Again, we create a new recursive frame by calling `merge_sort`

, and it looks like this:

```
def merge_sort(array)
## array = [17,11,97]
return array if array.length == 1
midpoint = array.length / 2
left = merge_sort([17])
right = merge_sort([11,97]) # still has not been called
merge(left, right)
end
```

This time when we call `merge sort`

our method returns because our base case condition is met. So the execution context that we are in right now pops off the stack and now we are back in the frame listed above. Our recursive frame now will look like this:

```
def merge_sort(array)
## array = [17,11,97]
return array if array.length == 1
midpoint = array.length / 2
left = [17]
right = merge_sort([11,97])
merge(left, right)
end
```

Here, `left`

has been assigned a value because of the return.

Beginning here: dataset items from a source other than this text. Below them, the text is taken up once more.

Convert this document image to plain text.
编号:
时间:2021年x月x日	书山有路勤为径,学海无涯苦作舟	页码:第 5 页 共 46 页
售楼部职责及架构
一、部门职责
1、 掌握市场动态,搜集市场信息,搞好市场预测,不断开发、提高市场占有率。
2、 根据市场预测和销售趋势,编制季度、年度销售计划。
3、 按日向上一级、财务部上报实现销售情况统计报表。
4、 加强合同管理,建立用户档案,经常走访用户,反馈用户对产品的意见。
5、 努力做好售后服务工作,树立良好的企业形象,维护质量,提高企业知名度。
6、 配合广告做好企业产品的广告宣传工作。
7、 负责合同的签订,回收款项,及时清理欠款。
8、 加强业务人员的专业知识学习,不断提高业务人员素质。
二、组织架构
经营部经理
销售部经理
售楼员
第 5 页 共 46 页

Our right side variable declaration will do the same thing until we end up with the following:

```
def merge_sort(array)
## array = [17,11,97]
return array if array.length == 1
midpoint = array.length / 2
left = [11]
right = [97]
merge(left, right)
end
```

Notice how `left`

in this frame is equal to `11`

, rather than `17`

. If we followed the same pattern we discussed above, we can see how this set of recursive method calls would have set the left side to `11`

. Now that these two values have been set, we can call the method that will do the merging.

```
def merge(left = [11], right = [97])
result = []
while(!left.length < 1 && !right.length < 1)
if left[0] < right[0]
result << left.shit
else
result << right.shift
end
end
result + left + right
end
```

We have made this task a very simple one, and when this method returns, we will pop another frame off of the stack, which will then put us back into this context with a newly sorted sublist.

```
def merge_sort(array)
array = [17,11,97,23,9,16]
return array if array.length == 1
midpoint = array.length / 2
left = [11,17,97]
right = merge_sort([23,9,16])
merge(left, right)
end
```

We are now back near the beginning of our stack of recursive frames, and since the return value of our `merge_sort`

method is the result of `merge`

, left has been set to a newly sorted sublist. The same process will occur until we end up with an execution context that looks like this:

```
def merge_sort(array)
array = [17,11,97,23,9,16]
return array if array.length == 1
midpoint = array.length / 2
left = [11,17,97]
right = [9,16,23]
merge(left, right)
end
```

where we have two newly sorted arrays. This will execute `merge`

one last time.

```
def merge(left = [11,17,97], right = [9,16,23])
result = []
while(!left.length < 1 && !right.length < 1)
if left[0] < right[0]
result << left.shit
else
result << right.shift
end
end
result + left + right
end
end
```

**Wrapping up**

Recursion is hard, but practice makes everything easier over time. Remember, we should always be working towards a base case -- that being something that will break us out of our recursive loop. A neat trick to make sense of recursive stack frames is to use sticky notes. Each time a method is called, a new sticky note should be added with the method call and the variables in the context of that method call. Whenever a method `returns`

, the sticky note should be removed.

Example:

```
def merge_sort(array = [4,91,2])
return array if array.length == 1
midpoint = array.length / 2
left = merge_sort([4])
end
```

The method above should be one sticky note and when we reach this line:

```
left = merge_sort([4])
```

we should add another sticky note on top of it that would look like this:

```
def merge_sort(array = [4])
return array if array.length == 1
midpoint = array.length / 2
left = merge_sort([4])
end
```

Since this method `returns`

, we need to remove the sticky note, and edit our first sticky note to look like the following:

```
def merge_sort(array = [4,91,2])
return array if array.length == 1
midpoint = array.length / 2
left = [4]
right = merge_sort([91,2])
end
```

These sticky notes are a physical representation of the stack frames that I have mentioned throughout this post. Keep adding and removing sticky notes until you get back to the original note with two sorted halves. This will give you a better idea of how recursion works and how it can simplify tasks. I hope this helps!